Инвалид
Потемнело. И тут же стекла в вагоне заплакали; словно туш с влажных ресниц, потекли ручейки грязи по окну, возле которого сидел Олег Метелкин; поезд, тяжко вздохнув, медленно поплыл вдоль перрона. А дождь сильнее застучал в окна, «запузырился» в лужах на асфальте. Олег наблюдал за всем этим безучастно. В душе его было темно, и в этой темноте искали выход черные кошки, которые скребли его изнутри безжалостно. Ему хотелось выговориться, но сосед, молодой мужчина лет тридцати, мрачный и молчаливый, своим видом не очень располагал к беседе.
– У вас не будет спичек? – все же спросил Метелкин, надеясь таким образом завязать разговор, хотя спички у него были.

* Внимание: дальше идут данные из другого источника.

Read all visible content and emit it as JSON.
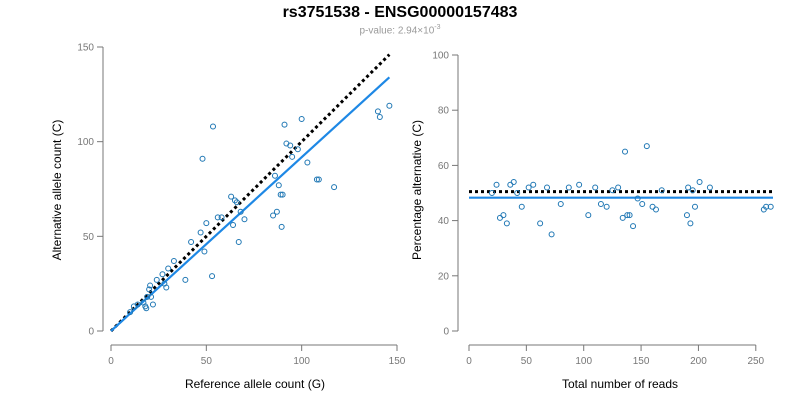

– Я не курю, – ответил сосед и отвернулся к окну.
Еще Метелкину хотелось выпить. Он всегда пил в поезде, для этих целей, чтобы не привлекать внимание пассажиров и особенно проводников, в кармане у него стояла плоская железная фляжка. Сейчас она была пуста. И в кармане осталось всего несколько копеек.
Метелкин вздохнул. «Надо сходить в тамбур, покурить», – решил он и поднялся.

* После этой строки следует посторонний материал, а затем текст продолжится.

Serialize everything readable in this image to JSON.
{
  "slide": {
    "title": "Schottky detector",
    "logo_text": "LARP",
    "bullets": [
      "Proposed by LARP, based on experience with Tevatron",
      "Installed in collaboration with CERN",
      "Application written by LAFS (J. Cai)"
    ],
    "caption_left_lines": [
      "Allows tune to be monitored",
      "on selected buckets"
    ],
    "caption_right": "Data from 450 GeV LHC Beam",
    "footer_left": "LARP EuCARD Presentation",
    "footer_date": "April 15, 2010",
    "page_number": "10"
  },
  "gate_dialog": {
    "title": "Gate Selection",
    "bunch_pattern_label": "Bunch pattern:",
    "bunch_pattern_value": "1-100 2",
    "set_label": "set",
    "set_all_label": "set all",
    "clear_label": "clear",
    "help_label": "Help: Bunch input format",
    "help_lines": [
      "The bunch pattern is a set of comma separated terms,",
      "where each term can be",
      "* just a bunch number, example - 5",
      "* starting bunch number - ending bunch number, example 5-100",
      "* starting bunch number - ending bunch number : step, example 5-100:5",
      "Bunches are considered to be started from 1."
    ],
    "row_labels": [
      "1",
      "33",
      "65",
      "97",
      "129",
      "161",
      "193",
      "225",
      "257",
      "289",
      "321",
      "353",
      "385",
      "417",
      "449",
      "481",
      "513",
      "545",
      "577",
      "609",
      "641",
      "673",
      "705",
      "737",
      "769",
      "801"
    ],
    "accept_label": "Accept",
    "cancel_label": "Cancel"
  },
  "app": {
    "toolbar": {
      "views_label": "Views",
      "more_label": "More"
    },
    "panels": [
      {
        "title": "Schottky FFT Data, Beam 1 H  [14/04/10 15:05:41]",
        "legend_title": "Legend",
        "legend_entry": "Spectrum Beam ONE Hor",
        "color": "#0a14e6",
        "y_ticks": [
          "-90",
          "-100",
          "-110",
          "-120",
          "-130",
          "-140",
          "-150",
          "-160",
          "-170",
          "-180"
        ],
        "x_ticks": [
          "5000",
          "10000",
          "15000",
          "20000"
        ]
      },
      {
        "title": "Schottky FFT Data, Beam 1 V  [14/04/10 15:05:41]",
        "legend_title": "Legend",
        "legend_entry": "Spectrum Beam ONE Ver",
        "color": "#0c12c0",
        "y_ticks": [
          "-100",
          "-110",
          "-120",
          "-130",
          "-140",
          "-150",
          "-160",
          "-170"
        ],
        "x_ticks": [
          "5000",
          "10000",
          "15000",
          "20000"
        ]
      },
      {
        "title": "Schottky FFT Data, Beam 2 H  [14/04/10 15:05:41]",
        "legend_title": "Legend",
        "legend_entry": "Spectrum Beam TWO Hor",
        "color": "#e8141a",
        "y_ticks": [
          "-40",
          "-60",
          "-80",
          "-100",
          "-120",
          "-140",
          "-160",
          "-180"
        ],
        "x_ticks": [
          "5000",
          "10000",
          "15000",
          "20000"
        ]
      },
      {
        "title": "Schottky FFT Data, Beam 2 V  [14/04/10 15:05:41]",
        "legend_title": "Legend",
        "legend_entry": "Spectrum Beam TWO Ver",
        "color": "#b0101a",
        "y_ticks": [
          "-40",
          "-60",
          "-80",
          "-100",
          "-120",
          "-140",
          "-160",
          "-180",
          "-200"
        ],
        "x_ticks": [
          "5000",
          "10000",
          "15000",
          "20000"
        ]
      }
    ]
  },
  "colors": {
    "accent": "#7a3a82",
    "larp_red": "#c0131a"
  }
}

Поезд набирал ход и раскачивался из стороны в сторону, отчего ему приходилось хвататься руками за все, что попадалось на пути. Наконец, он открыл двери тамбура, оттуда пахнуло прохладой и табаком.
Двое парней, лет двадцати, в черных ветровках, пили вино, шумно разговаривая между собой. Один был высокого роста, широкий в плечах и держал бутылку, другой, что пониже – стакан. Метелкин встал у окна и закурил, жадно глядя на бутылку в руках у парня.
– Ну, что, еще по маленькой? – спросил высокий парень, обращаясь к товарищу.
– Давай, – ответил он и подставил стакан.
Метелкин надеялся, что предложат и ему, такое иногда случалось, но парни, не замечали его, увлеченные беседой. И он не выдержал.
– Ребята, извините…
– Чего тебе? – спросил высокий парень.
– Еще раз прошу, извините, можно мне хоть глоток, ребята? – Он с мольбою глядел на парня, который держал бутылку. – Болею страшно. Да еще, вот, после развода еду… совсем муторно на душе.
– Чего?
– Можно, хоть маленький глоток?
– А этого ты не хочешь? – парень одной рукой взял его за воротник, а другой ударил в живот. – Вали отсюда, не мешай разговаривать.
Больно не было. Было обидно.
Через несколько минут поезд прибыл на станцию.
Городок жил своими заботами. Несмотря на оживление, царившее на его улицах, Олегу Метелкину все казалось унылым и мрачным. А ведь каких-то десять лет назад, этот город сулил ему большие надежды.
Метелкин остановился возле огромной церкви и, подняв голову, несколько минут смотрел на блестевшие, на осеннем солнце золотые купола, в надежде получить успокоение. Строить ее начали в лихолетье, когда рушились один за другим предприятия, закрывались детские сады, школы. Она долго стояла без куполов. А сейчас, когда их водрузили на законное место, церковь была видна почти из каждого самого дальнего уголка города.
В груди защемило. А теперь куда? Впереди Олег увидел идущую по тротуару женщину, со спины она была похожа на мать; как ему в эти минуты захотелось поговорить с ней, рассказать о себе, послушать ее тихий нежный голос. Сколько бы добрых и хороших слов он сказал бы сейчас матери! Но она умерла несколько лет назад. К отцу идти не хотелось. Отец сошелся с другой женщиной, и взрослый сын, как он говорил всем, «пьяница и бездельник», ему в доме не нужен.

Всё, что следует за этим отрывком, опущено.